LA RETENTION, MAIS QUELLE RETENTION DE CARTES D’ELECTEURS ?
Sur les 6.050.075 cartes issues de la refonte du fichier électoral, autrement dit les cartes ayant servi aux élections législatives de 2017 plus celles qui n’avaient pas pu être produites à l’époque et l’ont été depuis lors, les 5.883.620 ont été retirées

Au moment où ces lignes seront lues, plus que 41 jours sépareront les Sénégalais de la « mère des batailles » version élection présidentielle. Autant dire que les « happy few » qui auront eu la chance de passer le double filtre du Conseil constitutionnel (celui du parrainage et celui des critères juridiques, administratifs et financiers requis) s’apprêtent à emprunter la dernière ligne droite.
Celle qui mène aux urnes. Et si, pour l’essentiel, l’opposition a laissé beaucoup de cadavres sur le champ de bataille des parrainages — 20 candidats éliminés sur 26, le 27ème étant le président sortant ! —, tout n’est cependant pas perdu pour elle à condition, bien sûr, de mettre toutes les chances de son côté. En termes de programmes alternatifs crédibles susceptibles de séduire les électeurs, bien sûr, mais aussi de regroupements, les recalés devant avoir l’esprit de dépassement et l’intelligence de rallier les autres candidats de leur camp qui auront été proclamés définitivement aptes à briguer les suffrages de nos compatriotes. En termes, surtout, de mobilisation de l’électorat pour l’emmener à aller retirer ses cartes d’électeurs et à aller voter le 24 février prochain. Or, à ce niveau, le discours qui est tenu ne correspond pas exactement à la réalité. Il a même des accents de défaitisme quand on entend parler de l’existence de deux ou trois fichiers ou encore de « rétention » de cartes d’électeurs. C’est justement cette dernière question qui nous intéresse ici. En effet, les informations de première main dont nous disposons montrent qu’en réalité, il n’y a point de rétention et que, au contraire, les électeurs ont retiré massivement leurs cartes. Jugez-en : sur les 6.050.075 cartes issues de la refonte du fichier électoral, autrement dit les cartes ayant servi aux élections législatives de 2017 plus celles qui n’avaient pas pu être produites à l’époque et l’ont été depuis lors, les 5.883.620 ont été retirées à la date du 04 janvier dernier. Soit un pourcentage de 97,25 % !
A l’heure actuelle, sur ces cartes issues de la refonte, il ne reste plus que 166.455 qui n’ont pas encore été retirées par leurs propriétaires. Lesquels ont jusqu’à la veille du scrutin pour le faire. Encore que ce soit une mauvaise habitude d’attendre le dernier moment pour se lancer à la recherche de sa précieuse arme électorale. Avec un taux de retrait de 97,25 % — et donc 2,75 % de cartes restantes—on ne peut pas précisément parler de « rétention ». Ou bien alors les mots n’ont plus le même sens selon que l’on soit de l’opposition, de la majorité présidentielle ou de l’administration électorale !

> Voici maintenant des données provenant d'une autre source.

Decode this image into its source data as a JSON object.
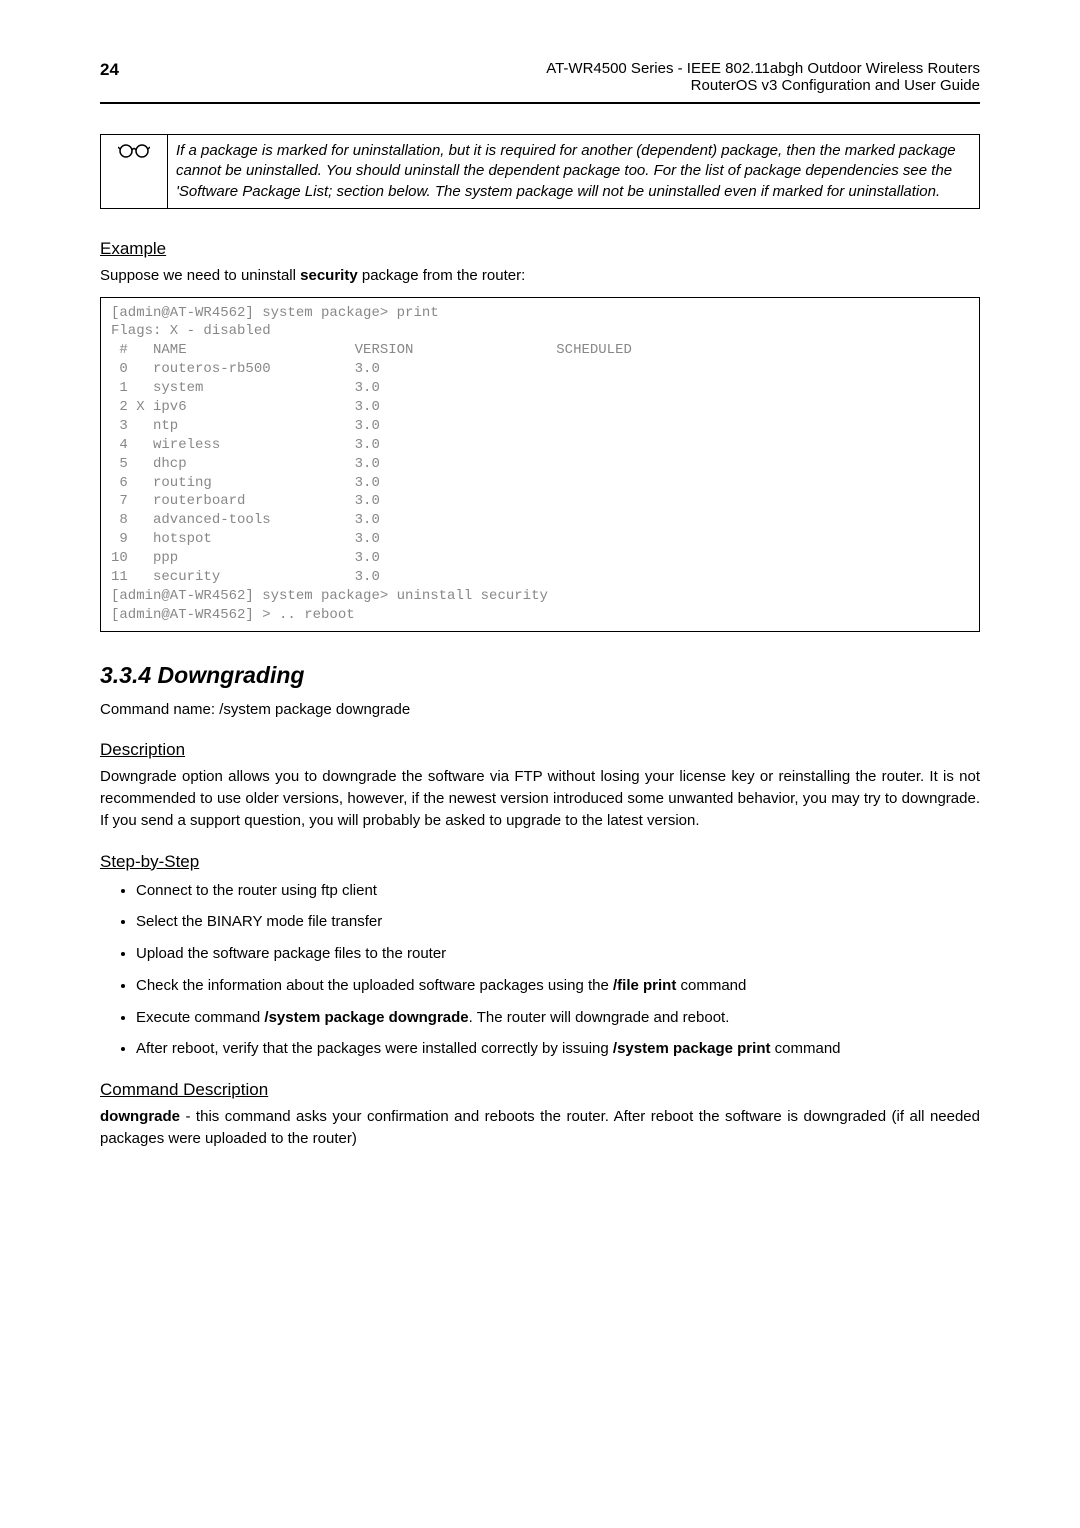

Le pas de tortue des cartes issues de la révision exceptionnelle
En fait, là où les choses avancent plus que lentement, c’est au niveau des cartes issues de la révision exceptionnelle des listes électorales. Là, on ne peut pas dire, effectivement, que les citoyens se pressent dans les centres de distribution pour récupérer leurs documents. Sur les 432.772 cartes issues de cette révision et effectivement produites, en effet, seules 227.323 ont été récupérées, soit à peine une carte sur deux puisque le taux de retrait s’établissait à 54,73 % le 04 janvier de cette année. En tout, 188.057 cartes — soit 45,27 % — dorment encore dans les sous-préfectures et 10 commissariats de police de Dakar ainsi que ceux des chefs lieux de région en attendant de descendre à un échelon administratif inférieur. L’objectif visé est en effet de rapprocher le plus possible ces cartes de leurs propriétaires. Lesquels ont la possibilité de se faire éditer des duplicatas au cas où ils auraient perdu leurs cartes ou de faire rectifier les données erronées qui se trouveraient dessus en cas d’erreurs matérielles. Ils peuvent s’adresser à cette fin au centre d’appels de la Direction de l’Automatisation des fichiers (DAF) ou, pour certains, au commissariat de police de leur lieu de résidence.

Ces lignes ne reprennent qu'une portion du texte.